Cependant, pour que le locataire puisse prétendre à la modification de son activité sur le bail, il faut que sa nouvelle activité soit en relation directe avec son ancienne.

En effet, une entreprise a pour vocation d’évoluer, ouvrant ainsi des voix vers des activités connexes à son activité principale. Une situation qui ne doit pas entrainer le refus du propriétaire, sauf dans les cas d’incompatibilité avec les spécificités des locaux ou d’atteinte à la sécurité.

En cas de litige porté devant les tribunaux, il appartient au juge de trancher.

Quelques questions fréquentes

Pourquoi le bail commercial est souvent appeler bail 3, 6, 9 ?
Un contrat de bail commercial classique est conclu pour une période de 9 ans, avec des obligations, des droits et des conditions.

Quelles sont les obligations liées au bail commercial ?
Le locataire s’engage pour une période minimale de 3 ans
Le propriétaire s’engage pour une période minimale de 9 ans

Quand peut-on acquérir la propriété commercial ?
Le locataire peut prétendre à la propriété commerciale (droit au bail) à compter du 24ème mois de location, sauf lorsqu’il à racheter ledit droit au bail à l’ancien locataire, au quel cas il en est le propriétaire immédiatement et de plein droit.

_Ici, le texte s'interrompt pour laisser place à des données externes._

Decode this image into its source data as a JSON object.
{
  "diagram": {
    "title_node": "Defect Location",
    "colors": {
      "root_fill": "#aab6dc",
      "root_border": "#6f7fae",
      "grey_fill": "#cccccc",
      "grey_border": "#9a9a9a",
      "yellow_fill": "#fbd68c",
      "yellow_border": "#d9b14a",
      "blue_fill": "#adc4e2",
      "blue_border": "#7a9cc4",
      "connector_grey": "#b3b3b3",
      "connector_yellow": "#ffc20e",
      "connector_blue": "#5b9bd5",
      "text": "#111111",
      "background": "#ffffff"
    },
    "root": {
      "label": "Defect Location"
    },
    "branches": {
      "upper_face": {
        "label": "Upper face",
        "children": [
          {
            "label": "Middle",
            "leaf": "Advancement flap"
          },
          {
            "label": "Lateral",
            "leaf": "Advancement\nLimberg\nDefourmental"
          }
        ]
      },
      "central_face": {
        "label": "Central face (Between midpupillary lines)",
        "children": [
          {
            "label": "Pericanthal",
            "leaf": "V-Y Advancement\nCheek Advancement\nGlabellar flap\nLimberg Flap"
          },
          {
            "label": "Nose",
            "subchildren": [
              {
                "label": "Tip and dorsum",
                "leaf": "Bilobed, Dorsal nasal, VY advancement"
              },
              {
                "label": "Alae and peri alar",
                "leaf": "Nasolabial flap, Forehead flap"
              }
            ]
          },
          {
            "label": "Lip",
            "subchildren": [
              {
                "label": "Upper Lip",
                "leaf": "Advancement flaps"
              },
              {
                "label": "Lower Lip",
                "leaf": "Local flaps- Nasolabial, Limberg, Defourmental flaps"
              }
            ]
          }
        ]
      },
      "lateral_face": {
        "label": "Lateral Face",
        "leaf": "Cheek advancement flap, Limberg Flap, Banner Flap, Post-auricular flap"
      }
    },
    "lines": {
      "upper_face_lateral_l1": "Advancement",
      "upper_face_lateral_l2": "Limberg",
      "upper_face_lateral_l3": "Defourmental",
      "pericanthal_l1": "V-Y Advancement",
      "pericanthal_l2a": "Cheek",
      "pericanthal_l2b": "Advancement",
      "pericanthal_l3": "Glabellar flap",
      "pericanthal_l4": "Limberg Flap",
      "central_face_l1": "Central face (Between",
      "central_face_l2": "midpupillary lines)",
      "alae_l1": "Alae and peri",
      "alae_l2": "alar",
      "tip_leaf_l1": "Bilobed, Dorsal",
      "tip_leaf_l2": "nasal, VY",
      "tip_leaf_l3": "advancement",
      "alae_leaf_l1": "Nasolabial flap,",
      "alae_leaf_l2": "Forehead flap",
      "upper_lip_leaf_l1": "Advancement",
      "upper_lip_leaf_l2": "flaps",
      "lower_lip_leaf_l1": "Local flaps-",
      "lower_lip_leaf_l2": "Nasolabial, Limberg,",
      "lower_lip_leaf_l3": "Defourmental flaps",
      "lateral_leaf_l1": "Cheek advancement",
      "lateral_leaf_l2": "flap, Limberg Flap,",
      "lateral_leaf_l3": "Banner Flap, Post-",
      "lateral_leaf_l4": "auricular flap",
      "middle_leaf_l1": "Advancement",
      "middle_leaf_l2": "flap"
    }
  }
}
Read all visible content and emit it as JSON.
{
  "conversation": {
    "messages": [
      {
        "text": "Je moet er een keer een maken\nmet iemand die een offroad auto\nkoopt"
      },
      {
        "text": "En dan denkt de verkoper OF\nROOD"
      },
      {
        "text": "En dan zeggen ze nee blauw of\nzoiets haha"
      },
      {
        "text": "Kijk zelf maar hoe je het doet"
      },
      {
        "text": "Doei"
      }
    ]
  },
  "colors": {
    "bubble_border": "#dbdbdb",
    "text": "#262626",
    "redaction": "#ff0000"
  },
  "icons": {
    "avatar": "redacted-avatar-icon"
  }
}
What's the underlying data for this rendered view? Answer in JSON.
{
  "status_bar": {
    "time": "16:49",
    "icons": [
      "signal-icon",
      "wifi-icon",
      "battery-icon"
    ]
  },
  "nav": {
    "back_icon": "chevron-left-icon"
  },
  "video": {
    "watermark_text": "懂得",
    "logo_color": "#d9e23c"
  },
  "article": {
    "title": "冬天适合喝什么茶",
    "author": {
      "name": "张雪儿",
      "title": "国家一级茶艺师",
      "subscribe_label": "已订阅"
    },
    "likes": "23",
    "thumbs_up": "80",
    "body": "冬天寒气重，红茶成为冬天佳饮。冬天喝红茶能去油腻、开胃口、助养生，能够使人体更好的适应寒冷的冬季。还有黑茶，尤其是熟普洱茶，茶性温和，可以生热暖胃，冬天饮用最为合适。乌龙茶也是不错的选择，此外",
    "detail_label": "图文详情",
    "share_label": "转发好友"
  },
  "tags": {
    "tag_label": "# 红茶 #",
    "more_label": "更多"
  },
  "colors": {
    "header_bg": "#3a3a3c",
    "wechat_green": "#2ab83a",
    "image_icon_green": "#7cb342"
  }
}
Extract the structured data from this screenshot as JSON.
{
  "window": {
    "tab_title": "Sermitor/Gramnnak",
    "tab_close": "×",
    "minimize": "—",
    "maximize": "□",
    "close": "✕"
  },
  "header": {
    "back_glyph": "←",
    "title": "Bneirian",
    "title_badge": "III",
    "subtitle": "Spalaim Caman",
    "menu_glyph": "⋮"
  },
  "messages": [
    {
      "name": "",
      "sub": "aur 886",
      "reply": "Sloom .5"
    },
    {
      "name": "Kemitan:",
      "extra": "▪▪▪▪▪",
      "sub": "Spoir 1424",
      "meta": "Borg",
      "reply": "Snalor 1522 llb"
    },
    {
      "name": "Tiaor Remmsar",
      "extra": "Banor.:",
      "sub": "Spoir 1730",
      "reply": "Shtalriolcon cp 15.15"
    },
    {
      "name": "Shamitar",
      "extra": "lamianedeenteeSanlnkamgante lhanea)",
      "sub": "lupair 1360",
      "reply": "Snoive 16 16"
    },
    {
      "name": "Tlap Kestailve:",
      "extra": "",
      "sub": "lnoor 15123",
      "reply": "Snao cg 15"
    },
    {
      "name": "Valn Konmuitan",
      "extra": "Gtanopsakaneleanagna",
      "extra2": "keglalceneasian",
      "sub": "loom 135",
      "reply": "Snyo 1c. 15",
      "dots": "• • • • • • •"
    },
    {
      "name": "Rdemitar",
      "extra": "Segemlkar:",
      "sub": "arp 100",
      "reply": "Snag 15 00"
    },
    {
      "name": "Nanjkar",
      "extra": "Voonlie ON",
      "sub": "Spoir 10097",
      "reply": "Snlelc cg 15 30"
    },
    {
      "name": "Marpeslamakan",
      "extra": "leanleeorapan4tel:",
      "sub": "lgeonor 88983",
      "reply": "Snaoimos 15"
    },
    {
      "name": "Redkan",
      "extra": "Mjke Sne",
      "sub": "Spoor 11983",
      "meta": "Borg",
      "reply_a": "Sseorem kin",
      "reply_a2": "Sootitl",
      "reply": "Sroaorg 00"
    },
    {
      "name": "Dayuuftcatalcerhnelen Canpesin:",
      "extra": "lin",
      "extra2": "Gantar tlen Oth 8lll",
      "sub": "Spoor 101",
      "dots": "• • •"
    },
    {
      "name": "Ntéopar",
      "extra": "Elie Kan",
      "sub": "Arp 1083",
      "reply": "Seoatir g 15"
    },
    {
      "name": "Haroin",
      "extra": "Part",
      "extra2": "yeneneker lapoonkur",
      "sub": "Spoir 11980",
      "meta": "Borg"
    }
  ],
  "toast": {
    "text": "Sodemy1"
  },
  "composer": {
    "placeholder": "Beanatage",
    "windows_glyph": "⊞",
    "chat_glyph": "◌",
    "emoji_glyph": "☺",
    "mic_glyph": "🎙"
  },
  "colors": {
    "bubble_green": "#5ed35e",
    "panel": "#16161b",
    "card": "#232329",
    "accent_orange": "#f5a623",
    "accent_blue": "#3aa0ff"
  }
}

Quelles sont les conditions de résiliation de bail ? de résiliation de bail ?
Tous les 3 ans, le locataire et lui seul peut mettre fin au contrat de bail, à la condition d’avertir le propriétaire 6 mois avant l’échéance, par un acte extrajudiciaire impliquant l’intervention d’un huissier.

A l’issu des 9 ans, le bail est en principe renouveler par le bailleur, mais le propriétaire peut récupérer ses locaux, aux conditions de prévenir le locataire 6 mois avant l’échéance et de payer le droit au bail appartenant au locataire.
Cette condition se justifie aisément, car en refusant de renouveler le bail, le locataire perd la possibilité de revendre son fonds de commerce ou son droit au bail, causant un préjudice très important à l’entreprise.

Il existe quelques cas particuliers :

Le propriétaire peut décider de procéder à une démolition, une surélévation ou une nouvelle construction.
Il doit alors verser une indemnisation appeler prime d’éviction, prenant en compte la valeur du droit au bail, du préjudice subi et du déménagement.

Attention selon les cas, le montant de la prime peut être très élevée.